Mac looked at Whitaker. “You and I had a chat about objectivity once in regard to Janet. You asked me how I defined it, but I should have asked you the same question. Because based on the team you assembled, you thought only men could be objective about abortion. That somehow, men were untouched by the abortion issue.”
“Well, we can’t have one, can we?” Steve Whitaker interrupted.
“You mean to tell me you think men don’t have girlfriends who have dealt with a pregnancy scare or needed an abortion? That none of your team has ever had a sister, a friend, a daughter who needed one? Really?” Mac asked. “The right to easy, inexpensive, available birth control — including abortion — touches us all. And indifference to that issue isn’t objectivity, it’s appalling.”
“Now wait,” Steve said.
“No, you wait, because I’m not done,” Mac said, meeting Steve’s eyes. It was Steve who looked away. “I went to talk to Becky Truman, the reporter who supposedly fell apart under the stress of talking to the Planned Parenthood clinic workers and whom Janet replaced. It turns out she’s not a features writer at all, she writes for the business section. She was put on the team because the ME thought she’d be a good contributor: her specialty was non-profits and all of the paperwork they file.”
The ME nodded at that.
Mac continued, “Instead, you assigned her the personal piece that had nothing to do with her expertise and then abandoned her. And when she started getting death threats and came to you for support? You got her reassigned back to the business desk. Did you think that you’d be able to go without that piece altogether then? Instead, Janet was asked to finish it — by the ME again — and she did, because she thought the package needed a human face to it. At great personal cost, she wrote the piece.

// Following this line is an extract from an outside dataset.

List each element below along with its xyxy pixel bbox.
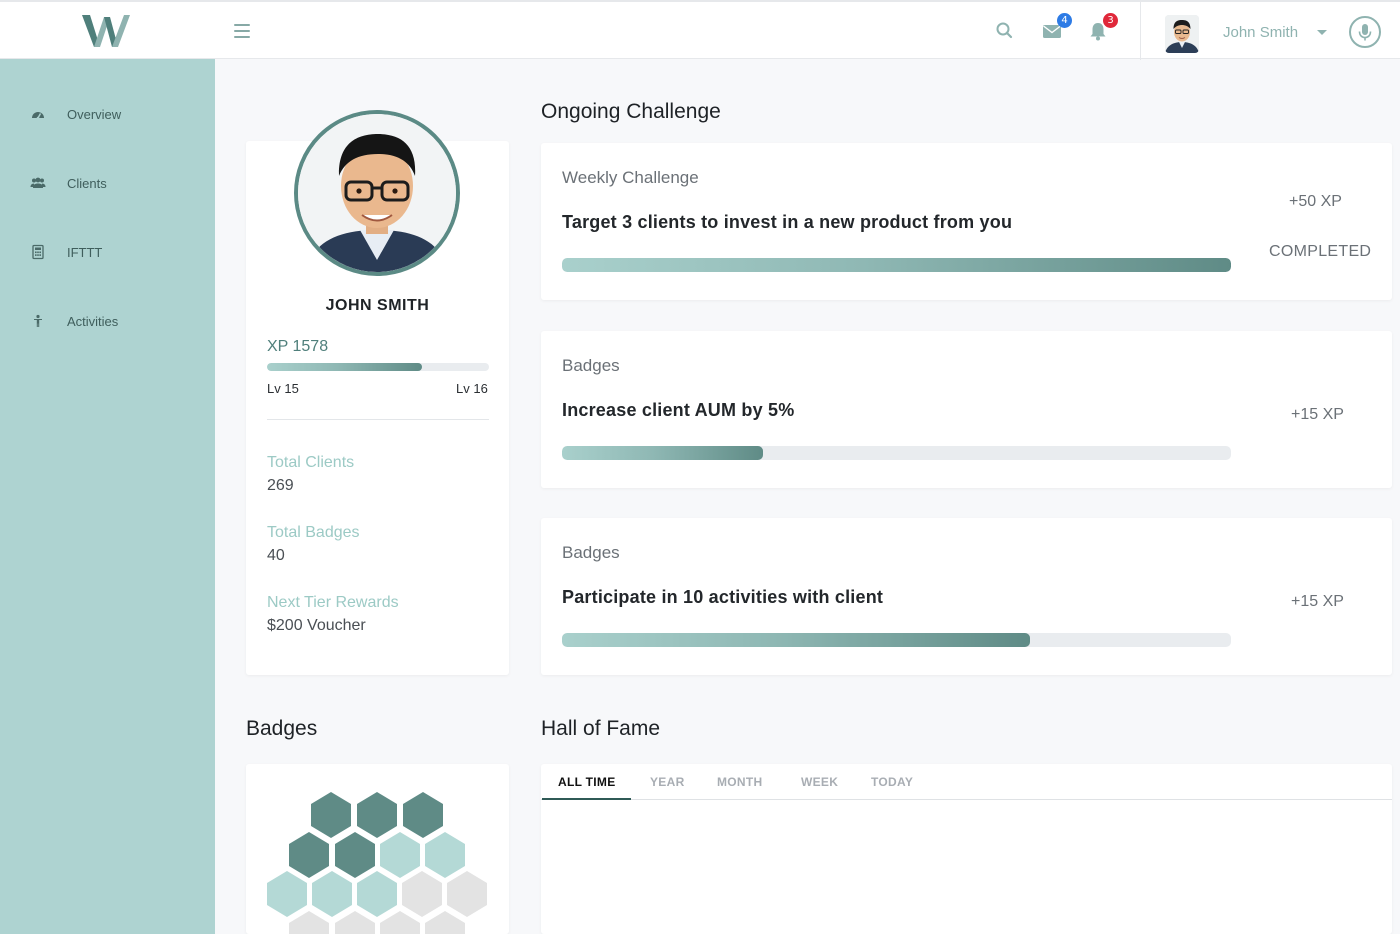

“But here’s the thing: Janet got all the hate mail after the stories ran. I wondered then, and still do, how the right-wing Christian extremists made the link between Janet Andrews and Janet Brandt? But lately, I’ve wondered about something else: How did the extremists even know Becky was writing something about the anti-abortion movement, when the story wasn’t even out?”
The Trinity looked at each other and frowned.
“Go on Mac,” the ME said. “Did you find that out?”
“Yeah, I had a source from last fall who helped me with it,” Mac said. Timothy Brandt might be a prick, but he was a smart prick. He’d suggested they look at the boards of directors for the Pregnancy Care Centers and see what churches they attended. And then they’d done a social media search for the investigative team and newspaper leadership to find out who — if any — attended the same churches. Social media was a useful tool for a journalist.
When Tim found out Mac was doing this because Janet’s job was in jeopardy, he had done some follow-up work with some people he knew in the same church, and he pieced together what happened. Maybe Tim and Janet would develop a relationship after all, he thought.
“I’ll get back to that too,” Mac assured those seated at the table. “But there’s one other question that was bugging me, and that was: Why did any of this matter? Matter enough to try to get Janet fired over it? Or at least undermine her and lessen her credibility? I’m not a data-driven journalist, but I do remember a key principle: Follow the money.”
So, he’d ventured out into the other departments of the newspaper, and Lord, people liked to talk. Especially people in circulation and production who felt like their views weren’t listened to.
“Turns out it’s almost budget review time. And we’re hurting, just like all metro newspapers. It’s a miracle we still have things like a D.C. bureau and an investigative unit. And the talk is we aren’t going to be able to afford them for long.”